Mother, sister, aunt, friend, colleague, pancreatic cancer survivor. Born June 25, 1945, in St. John’s, Antigua. Died Aug. 18, 2011, in Toronto of brain cancer, aged 66.
If you ever saw Francilla Charles, you would never forget her. As a stranger said to her on her way to work three months before she died, “You are looking thinner, but as elegant as ever.”
Francilla was the second of three children of Laurence and Christine “Dickie” Charles. As children, she and her brothers, John and Kelvin, travelled with their parents to Guyana, Nigeria and England. Their father was a malariologist for the World Health Organization and eventually was appointed as chief medical officer for the Bahamas.
Francilla and her brothers were educated in boarding schools in England. Like her brothers, she pursued a career in medicine. She trained as a nurse at Charing Cross Hospital in London from 1965 to 1967. After graduation, she continued to live in London, where she married Robert Clarke. They had two daughters, Jacqueline and Michele.
The family moved to Trinidad in 1972 and she raised her daughters there, eventually as a single mother.
Following Jacqueline, who had moved to Toronto to pursue her undergraduate degree, Francilla emigrated with Michele in 1992 and shortly after became a Canadian citizen.
After a brief period working as an assistant in her brother’s medical office, Francilla accepted a position at insurer Aetna Canada in 1993. In 2005, she moved to the University of Toronto as an accommodation and disability consultant.

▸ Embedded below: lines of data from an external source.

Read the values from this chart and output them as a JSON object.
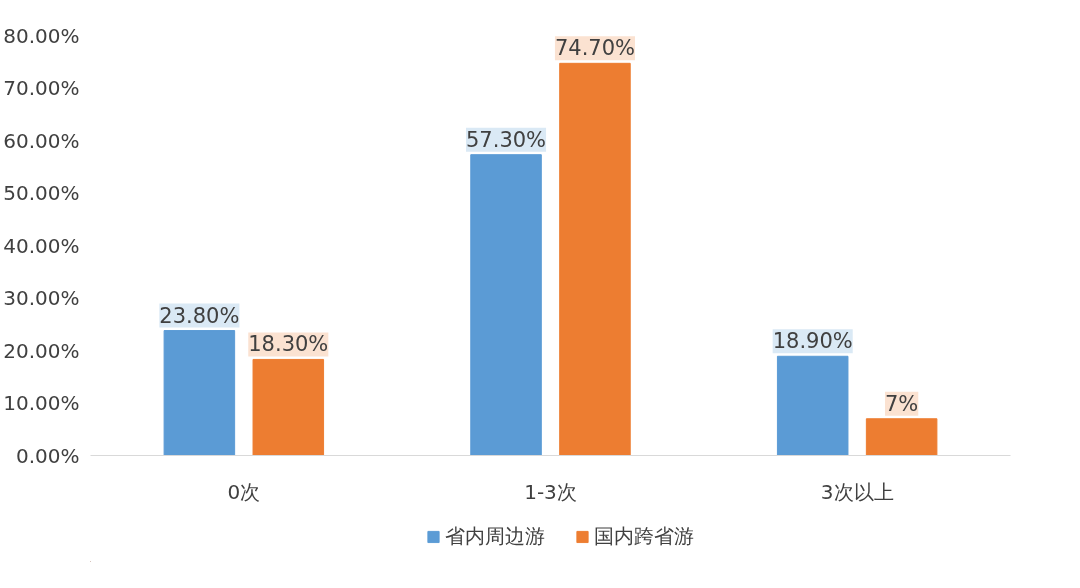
{
  "chart_data": {
    "type": "bar",
    "categories": [
      "0次",
      "1-3次",
      "3次以上"
    ],
    "series": [
      {
        "name": "省内周边游",
        "color": "#5b9bd5",
        "values": [
          23.8,
          57.3,
          18.9
        ],
        "value_labels": [
          "23.80%",
          "57.30%",
          "18.90%"
        ]
      },
      {
        "name": "国内跨省游",
        "color": "#ed7d31",
        "values": [
          18.3,
          74.7,
          7
        ],
        "value_labels": [
          "18.30%",
          "74.70%",
          "7%"
        ]
      }
    ],
    "ylim": [
      0,
      80
    ],
    "yticks": [
      {
        "value": 0,
        "label": "0.00%"
      },
      {
        "value": 10,
        "label": "10.00%"
      },
      {
        "value": 20,
        "label": "20.00%"
      },
      {
        "value": 30,
        "label": "30.00%"
      },
      {
        "value": 40,
        "label": "40.00%"
      },
      {
        "value": 50,
        "label": "50.00%"
      },
      {
        "value": 60,
        "label": "60.00%"
      },
      {
        "value": 70,
        "label": "70.00%"
      },
      {
        "value": 80,
        "label": "80.00%"
      }
    ],
    "grid": false,
    "legend": "bottom"
  }
}
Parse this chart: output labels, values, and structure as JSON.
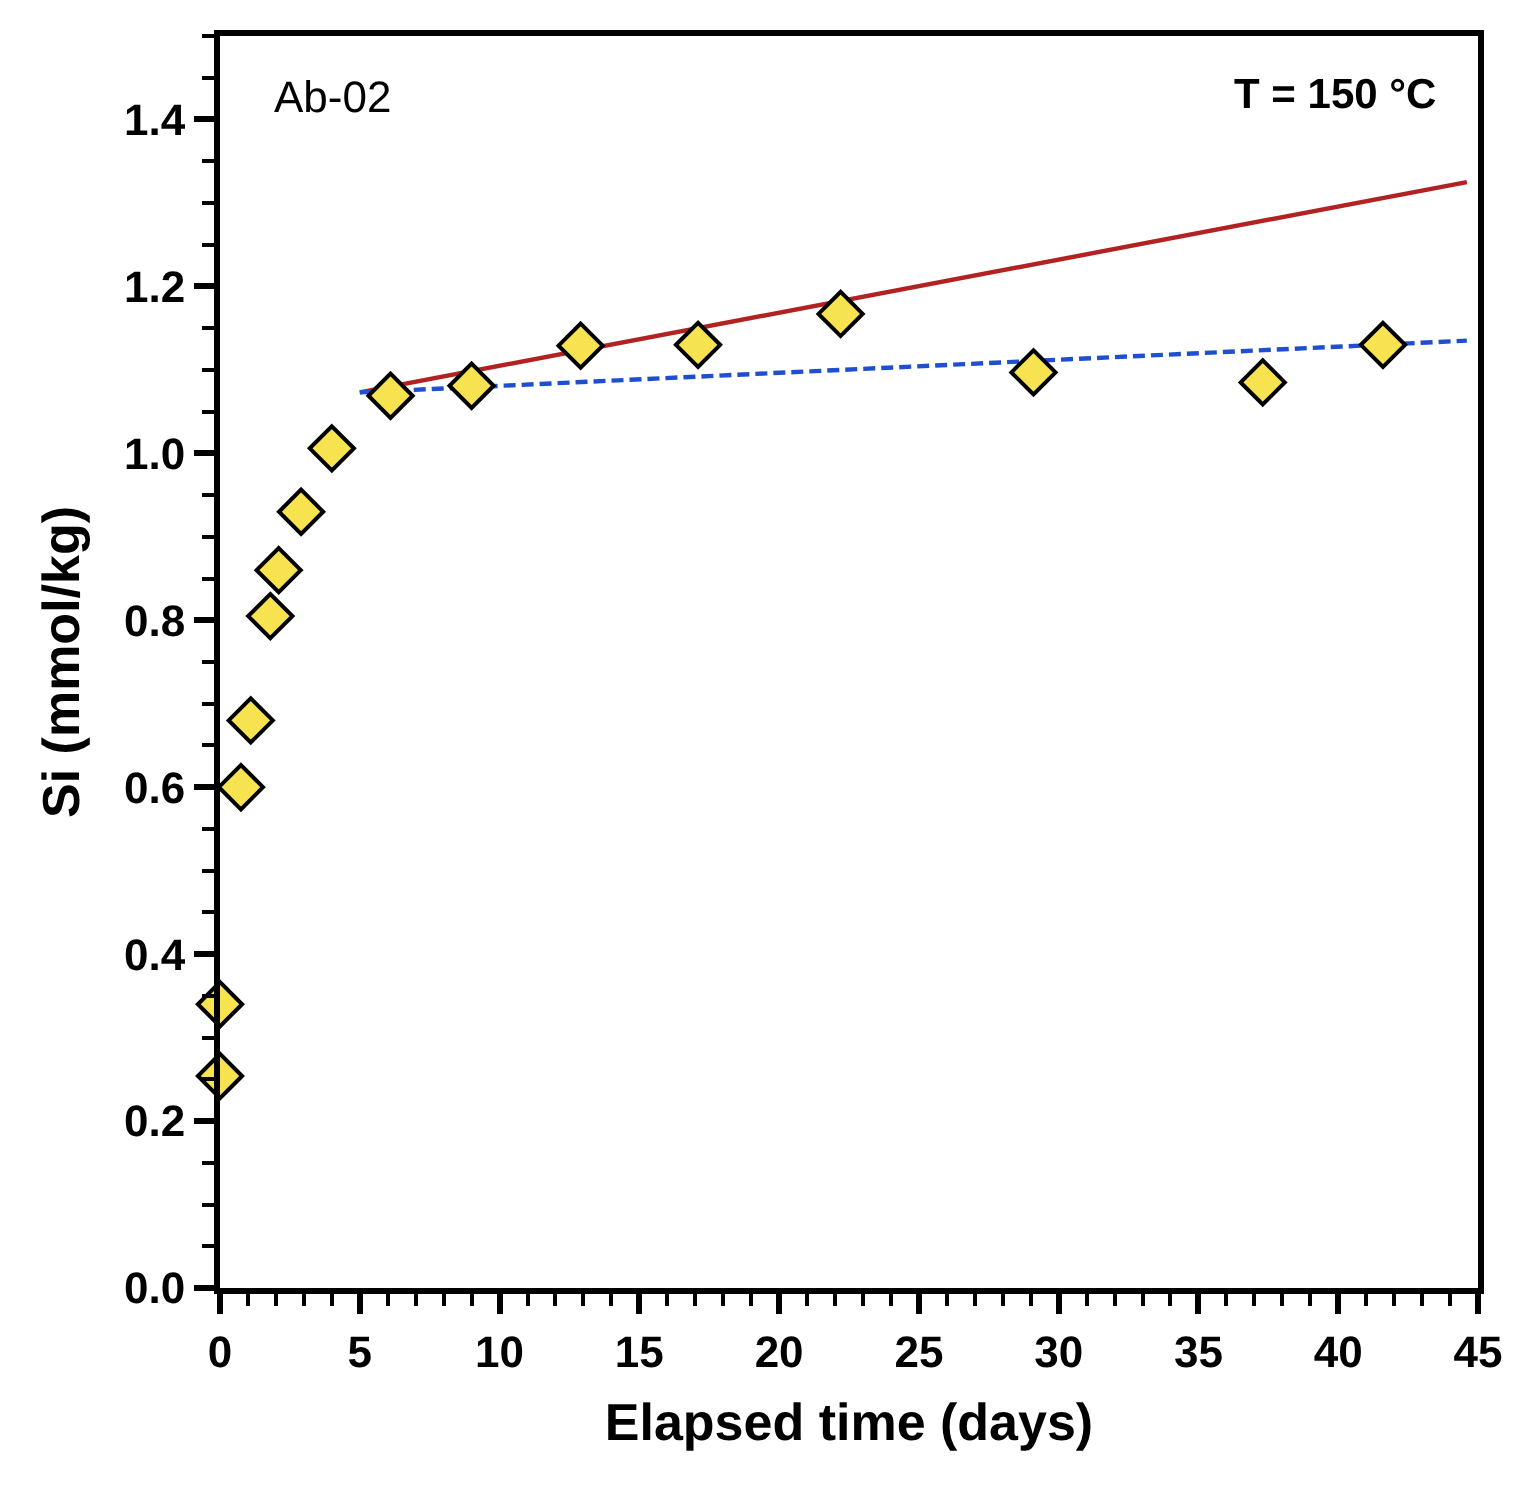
{
  "chart_data": {
    "type": "scatter",
    "xlabel": "Elapsed time (days)",
    "ylabel": "Si (mmol/kg)",
    "annotations": [
      "Ab-02",
      "T = 150 °C"
    ],
    "xlim": [
      0,
      45
    ],
    "xticks": [
      0,
      5,
      10,
      15,
      20,
      25,
      30,
      35,
      40,
      45
    ],
    "ylim": [
      0,
      1.5
    ],
    "yticks": [
      {
        "value": 0,
        "label": "0.0"
      },
      0.2,
      0.4,
      0.6,
      0.8,
      {
        "value": 1,
        "label": "1.0"
      },
      1.2,
      1.4
    ],
    "series": [
      {
        "type": "line",
        "color": "#b22222",
        "line_style": "solid",
        "x": [
          5,
          44.6
        ],
        "values": [
          1.073,
          1.325
        ]
      },
      {
        "type": "line",
        "color": "#1f4fcf",
        "line_style": "dashed",
        "x": [
          5,
          44.6
        ],
        "values": [
          1.073,
          1.135
        ]
      },
      {
        "color": "#f7e34f",
        "marker": "diamond",
        "x": [
          0,
          0,
          0.75,
          1.1,
          1.8,
          2.1,
          2.9,
          4.0,
          6.1,
          9.0,
          12.9,
          17.1,
          22.2,
          29.1,
          37.3,
          41.6
        ],
        "values": [
          0.254,
          0.34,
          0.6,
          0.68,
          0.805,
          0.86,
          0.93,
          1.006,
          1.069,
          1.081,
          1.129,
          1.13,
          1.167,
          1.097,
          1.085,
          1.13
        ]
      }
    ]
  }
}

Francilla’s own experience with cancer deeply informed her work with employees who were coping with illness. Her mantra was “work is healthy.”

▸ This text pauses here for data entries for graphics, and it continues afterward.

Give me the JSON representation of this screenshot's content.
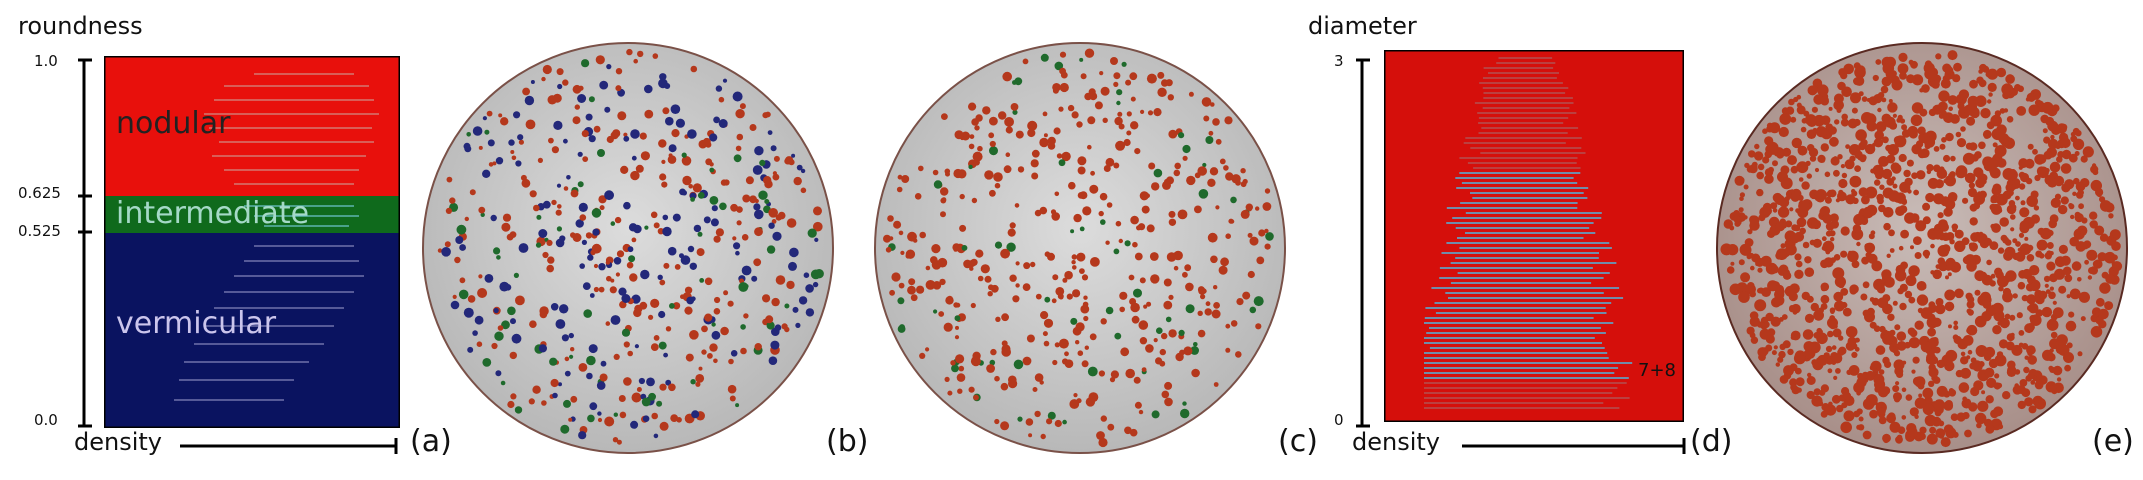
{
  "panel_a": {
    "y_title": "roundness",
    "x_title": "density",
    "ticks": [
      "1.0",
      "0.625",
      "0.525",
      "0.0"
    ],
    "regions": {
      "nodular": "nodular",
      "intermediate": "intermediate",
      "vermicular": "vermicular"
    },
    "letter": "(a)"
  },
  "panel_b": {
    "letter": "(b)"
  },
  "panel_c": {
    "letter": "(c)"
  },
  "panel_d": {
    "y_title": "diameter",
    "x_title": "density",
    "ticks": [
      "3",
      "0"
    ],
    "annotation": "7+8",
    "letter": "(d)"
  },
  "panel_e": {
    "letter": "(e)"
  },
  "colors": {
    "nodular": "#e8100c",
    "intermediate": "#0f6a1c",
    "vermicular": "#0a1360",
    "particle_red": "#b5381c",
    "particle_blue": "#23287a",
    "particle_green": "#1f6a2c",
    "sample_gray": "#cfcfcf",
    "highlight": "#4fb6e0"
  }
}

Work was important in her life, but her daughters came first. As a single parent, Francilla was strict; she held her children to high standards and provided unconditional love. As she contemplated working less, her priority moved to travel with her daughters. She went to Morocco with Michele and on a wine tasting trip to California with Jacqueline.

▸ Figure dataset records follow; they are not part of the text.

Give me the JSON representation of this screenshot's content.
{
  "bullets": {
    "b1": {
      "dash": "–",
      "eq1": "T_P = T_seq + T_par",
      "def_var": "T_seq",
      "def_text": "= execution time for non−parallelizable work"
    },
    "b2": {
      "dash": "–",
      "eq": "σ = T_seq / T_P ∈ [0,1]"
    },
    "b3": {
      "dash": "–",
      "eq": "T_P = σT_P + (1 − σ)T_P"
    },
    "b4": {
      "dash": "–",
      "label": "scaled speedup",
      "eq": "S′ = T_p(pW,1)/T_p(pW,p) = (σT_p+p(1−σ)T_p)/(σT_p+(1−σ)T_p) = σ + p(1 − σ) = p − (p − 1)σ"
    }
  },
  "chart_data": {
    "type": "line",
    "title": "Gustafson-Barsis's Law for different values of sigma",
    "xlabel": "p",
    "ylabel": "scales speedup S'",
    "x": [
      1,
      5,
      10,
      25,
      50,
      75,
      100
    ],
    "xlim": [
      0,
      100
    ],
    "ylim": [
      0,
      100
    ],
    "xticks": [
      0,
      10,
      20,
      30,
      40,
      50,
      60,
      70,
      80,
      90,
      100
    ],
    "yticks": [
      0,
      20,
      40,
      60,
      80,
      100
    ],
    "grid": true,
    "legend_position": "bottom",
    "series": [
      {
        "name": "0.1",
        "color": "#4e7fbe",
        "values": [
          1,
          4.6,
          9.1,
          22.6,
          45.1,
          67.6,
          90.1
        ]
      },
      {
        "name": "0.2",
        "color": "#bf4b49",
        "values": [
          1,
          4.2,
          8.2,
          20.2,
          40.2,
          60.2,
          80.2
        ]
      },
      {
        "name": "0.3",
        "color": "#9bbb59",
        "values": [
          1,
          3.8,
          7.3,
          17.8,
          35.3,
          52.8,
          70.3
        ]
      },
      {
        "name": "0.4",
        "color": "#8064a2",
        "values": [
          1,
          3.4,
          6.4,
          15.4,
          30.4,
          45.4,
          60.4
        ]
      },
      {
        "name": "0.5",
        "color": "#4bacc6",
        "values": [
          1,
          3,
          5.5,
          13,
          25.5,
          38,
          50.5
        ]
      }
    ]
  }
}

At 52, Francilla was diagnosed with pancreatic cancer. Although she was given less than a 2-per-cent chance of survival beyond the first year, she returned to full-time work and all aspects of her life with focus and graceful determination. After she was diagnosed with a secondary tumour in her lung in 2006, her goal was “to be ill in the healthiest way possible.”
She was irrepressible. She would not hesitate to tell you if your bra made your breasts sag or if it was time for a visit to the hair salon. She spoke her mind yet managed not to offend. She battled ideas, not people.
Francilla was admitted to hospital for the last time on the day of her retirement from the University of Toronto. Two months later, she died of brain cancer. She was one of only six people in the world known to have lived with pancreatic cancer for that long.